The other way in which this playbook is stupid is there are actually 8 of them: 2 recdns plus 2 testdns, rollout and backout. Writing them individually is begging for typos; repeated code that is similar but systematically different is one of the most common ways to introduce bugs.

Learn from failure

So the right thing to do is tweak the variable then run the playbook. And note the vrrp_toggle command arguments describe almost everything you need to know to generate the playbook! (The only thing missing is the mapping from instance name (like testdns1) to parent host (like helen2).

So I changed the vrrp_toggle script into a rec-rollout / rec-backout script, which tweaks the vrrp_enable variable and generates the appropriate playbook. The playbook consists of just two tasks, whose order depends on whether we are doing rollout or backout, and which have a few straightforward place-holder substitutions.

The nice thing about this kind of templating is that if you screw it up (like I did at first), usually a large proportion of the cases fail, probably including your test cases; whereas with clone-and-hack there will be a nasty surprise in a case you didn't test.

Consistent and quick rollouts

In the playbook I quoted above I am using my keepalived role, so I can be absolutely sure that my rollout/backout plan remains consistent with my configuration management setup. Nice!

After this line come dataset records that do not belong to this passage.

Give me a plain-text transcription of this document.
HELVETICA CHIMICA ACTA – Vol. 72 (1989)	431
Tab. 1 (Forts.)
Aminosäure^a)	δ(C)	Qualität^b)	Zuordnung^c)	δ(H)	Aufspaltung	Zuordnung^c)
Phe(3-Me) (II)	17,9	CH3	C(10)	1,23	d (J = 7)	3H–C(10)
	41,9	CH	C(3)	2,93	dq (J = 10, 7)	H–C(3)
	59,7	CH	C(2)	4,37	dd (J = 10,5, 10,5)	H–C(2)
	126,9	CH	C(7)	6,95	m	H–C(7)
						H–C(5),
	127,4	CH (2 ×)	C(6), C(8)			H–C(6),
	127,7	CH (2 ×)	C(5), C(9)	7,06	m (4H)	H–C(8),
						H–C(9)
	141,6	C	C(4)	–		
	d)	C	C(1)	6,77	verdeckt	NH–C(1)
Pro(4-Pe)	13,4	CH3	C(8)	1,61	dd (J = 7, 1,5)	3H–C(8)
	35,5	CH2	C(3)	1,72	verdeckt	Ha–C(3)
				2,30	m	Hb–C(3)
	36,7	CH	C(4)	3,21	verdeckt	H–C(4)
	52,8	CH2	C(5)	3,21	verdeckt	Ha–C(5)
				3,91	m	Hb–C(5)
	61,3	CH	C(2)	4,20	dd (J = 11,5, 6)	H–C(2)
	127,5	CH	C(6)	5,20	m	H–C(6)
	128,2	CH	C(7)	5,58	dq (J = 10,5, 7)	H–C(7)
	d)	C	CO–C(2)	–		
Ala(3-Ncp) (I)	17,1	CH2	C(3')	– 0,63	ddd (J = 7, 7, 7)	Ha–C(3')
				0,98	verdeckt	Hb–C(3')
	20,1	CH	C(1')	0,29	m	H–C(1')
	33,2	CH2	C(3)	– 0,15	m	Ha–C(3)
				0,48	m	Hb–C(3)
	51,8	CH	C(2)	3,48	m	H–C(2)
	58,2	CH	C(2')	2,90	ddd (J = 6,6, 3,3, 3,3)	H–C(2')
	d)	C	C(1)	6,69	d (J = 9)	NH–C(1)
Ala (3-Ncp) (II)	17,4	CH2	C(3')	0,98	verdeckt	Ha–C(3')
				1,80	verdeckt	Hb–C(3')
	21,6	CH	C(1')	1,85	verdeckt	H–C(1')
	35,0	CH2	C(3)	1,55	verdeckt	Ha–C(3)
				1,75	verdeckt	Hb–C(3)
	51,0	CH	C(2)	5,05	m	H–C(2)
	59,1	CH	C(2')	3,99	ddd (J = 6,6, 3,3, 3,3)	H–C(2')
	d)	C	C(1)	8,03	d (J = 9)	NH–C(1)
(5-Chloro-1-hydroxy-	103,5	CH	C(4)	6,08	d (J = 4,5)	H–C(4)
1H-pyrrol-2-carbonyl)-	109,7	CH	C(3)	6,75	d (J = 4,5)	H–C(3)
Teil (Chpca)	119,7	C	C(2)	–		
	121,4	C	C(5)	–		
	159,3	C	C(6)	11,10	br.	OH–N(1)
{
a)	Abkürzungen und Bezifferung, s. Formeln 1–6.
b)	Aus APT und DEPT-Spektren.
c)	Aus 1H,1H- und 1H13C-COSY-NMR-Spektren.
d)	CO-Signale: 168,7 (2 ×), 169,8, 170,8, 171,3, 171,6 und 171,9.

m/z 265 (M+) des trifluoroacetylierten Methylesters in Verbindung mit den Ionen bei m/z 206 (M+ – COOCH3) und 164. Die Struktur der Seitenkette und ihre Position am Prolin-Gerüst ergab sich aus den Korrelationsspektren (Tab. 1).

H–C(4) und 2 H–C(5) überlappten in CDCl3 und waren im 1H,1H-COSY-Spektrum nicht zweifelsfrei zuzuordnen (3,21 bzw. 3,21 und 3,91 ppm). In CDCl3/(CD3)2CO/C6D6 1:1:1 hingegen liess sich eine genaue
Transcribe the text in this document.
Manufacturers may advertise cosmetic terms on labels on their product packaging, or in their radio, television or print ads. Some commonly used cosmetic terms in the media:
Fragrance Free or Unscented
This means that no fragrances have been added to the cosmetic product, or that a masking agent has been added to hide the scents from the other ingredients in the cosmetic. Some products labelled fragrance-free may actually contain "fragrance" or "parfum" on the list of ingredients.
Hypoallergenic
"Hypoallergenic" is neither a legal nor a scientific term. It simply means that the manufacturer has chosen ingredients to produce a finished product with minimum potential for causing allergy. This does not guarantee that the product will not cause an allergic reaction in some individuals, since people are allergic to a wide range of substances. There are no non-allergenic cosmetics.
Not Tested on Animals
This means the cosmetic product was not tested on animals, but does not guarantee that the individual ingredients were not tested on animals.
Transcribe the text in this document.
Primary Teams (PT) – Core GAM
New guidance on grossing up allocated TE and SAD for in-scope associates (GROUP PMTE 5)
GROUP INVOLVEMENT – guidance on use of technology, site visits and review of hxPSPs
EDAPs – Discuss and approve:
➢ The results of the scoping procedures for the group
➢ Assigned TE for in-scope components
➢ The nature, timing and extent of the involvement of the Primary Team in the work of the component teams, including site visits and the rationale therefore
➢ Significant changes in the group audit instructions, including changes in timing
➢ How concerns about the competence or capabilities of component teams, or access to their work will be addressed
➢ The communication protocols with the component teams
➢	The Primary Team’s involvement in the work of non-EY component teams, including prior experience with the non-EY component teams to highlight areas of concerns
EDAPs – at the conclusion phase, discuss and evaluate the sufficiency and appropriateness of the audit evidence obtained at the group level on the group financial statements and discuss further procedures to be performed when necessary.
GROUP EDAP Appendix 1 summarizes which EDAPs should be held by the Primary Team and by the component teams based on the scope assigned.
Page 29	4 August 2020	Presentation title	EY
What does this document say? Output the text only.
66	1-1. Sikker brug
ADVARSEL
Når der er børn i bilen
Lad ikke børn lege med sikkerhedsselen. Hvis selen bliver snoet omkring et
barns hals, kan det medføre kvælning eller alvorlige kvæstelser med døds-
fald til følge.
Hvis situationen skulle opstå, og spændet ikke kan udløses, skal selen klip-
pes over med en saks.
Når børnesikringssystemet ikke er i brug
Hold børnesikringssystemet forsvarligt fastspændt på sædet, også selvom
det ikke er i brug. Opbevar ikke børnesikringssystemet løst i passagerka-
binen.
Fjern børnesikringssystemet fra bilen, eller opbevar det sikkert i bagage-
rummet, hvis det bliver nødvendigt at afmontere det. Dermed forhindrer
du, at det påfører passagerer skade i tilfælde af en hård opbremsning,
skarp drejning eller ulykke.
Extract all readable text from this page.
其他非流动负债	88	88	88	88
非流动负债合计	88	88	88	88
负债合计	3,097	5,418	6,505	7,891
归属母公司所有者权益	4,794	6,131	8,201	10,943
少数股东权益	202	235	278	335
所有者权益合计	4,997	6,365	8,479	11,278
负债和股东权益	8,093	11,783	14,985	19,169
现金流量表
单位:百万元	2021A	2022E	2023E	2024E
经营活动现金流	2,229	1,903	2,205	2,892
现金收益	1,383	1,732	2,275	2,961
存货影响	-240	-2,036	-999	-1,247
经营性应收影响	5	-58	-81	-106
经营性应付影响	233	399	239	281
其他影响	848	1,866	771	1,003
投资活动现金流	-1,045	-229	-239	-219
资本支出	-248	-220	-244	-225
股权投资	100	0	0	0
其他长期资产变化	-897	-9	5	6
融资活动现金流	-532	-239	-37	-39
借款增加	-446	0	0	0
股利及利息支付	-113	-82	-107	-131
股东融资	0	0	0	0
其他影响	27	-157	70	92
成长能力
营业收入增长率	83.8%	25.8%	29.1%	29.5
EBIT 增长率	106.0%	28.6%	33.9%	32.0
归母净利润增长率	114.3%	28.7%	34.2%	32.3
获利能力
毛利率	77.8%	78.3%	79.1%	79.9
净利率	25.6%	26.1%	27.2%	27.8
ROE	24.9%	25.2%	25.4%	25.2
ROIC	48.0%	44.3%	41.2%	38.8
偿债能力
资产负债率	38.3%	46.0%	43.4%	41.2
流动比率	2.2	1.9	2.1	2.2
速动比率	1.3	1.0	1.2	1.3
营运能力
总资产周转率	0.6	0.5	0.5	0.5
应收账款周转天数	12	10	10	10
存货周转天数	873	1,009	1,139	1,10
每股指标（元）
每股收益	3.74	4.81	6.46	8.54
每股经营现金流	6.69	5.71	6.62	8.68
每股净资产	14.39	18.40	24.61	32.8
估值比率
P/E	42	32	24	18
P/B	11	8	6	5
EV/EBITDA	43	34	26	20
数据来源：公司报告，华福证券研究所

However the keepalived role does several configuration tasks, most of which are not necessary in this situation. In fact all I need to do is copy across the templated configuration file and tell keepalived to reload it if the file has changed.

Ansible tags are for just this kind of optimization. I added a line to my keepalived.conf task:

    tags: quick

Only one task needed tagging because the keepalived.conf task has a handler to tell keepalived to reload its configuration when that changes, which is the other important action. So now I can run my rollout/backout playbooks with a --tags quick argument, so only the quick tasks (and if necessary their handlers) are run.

Result

Once I had got all that working, I was able to easily flip testdns0 and testdns1 back and forth between the old and new setups. Each switchover takes about ten seconds, which is not bad - it is less than a typical DNS lookup timeout.

There are a couple more improvements to make before I do the rollout for real. I should improve the molly guard to make better use of ansible-playbook --check. And I should pre-populate the new servers' caches with the Alexa Top 1,000,000 list to reduce post-rollout latency. (If you have a similar UK-centric popular domains list, please tell me so I can feed that to the servers as well!)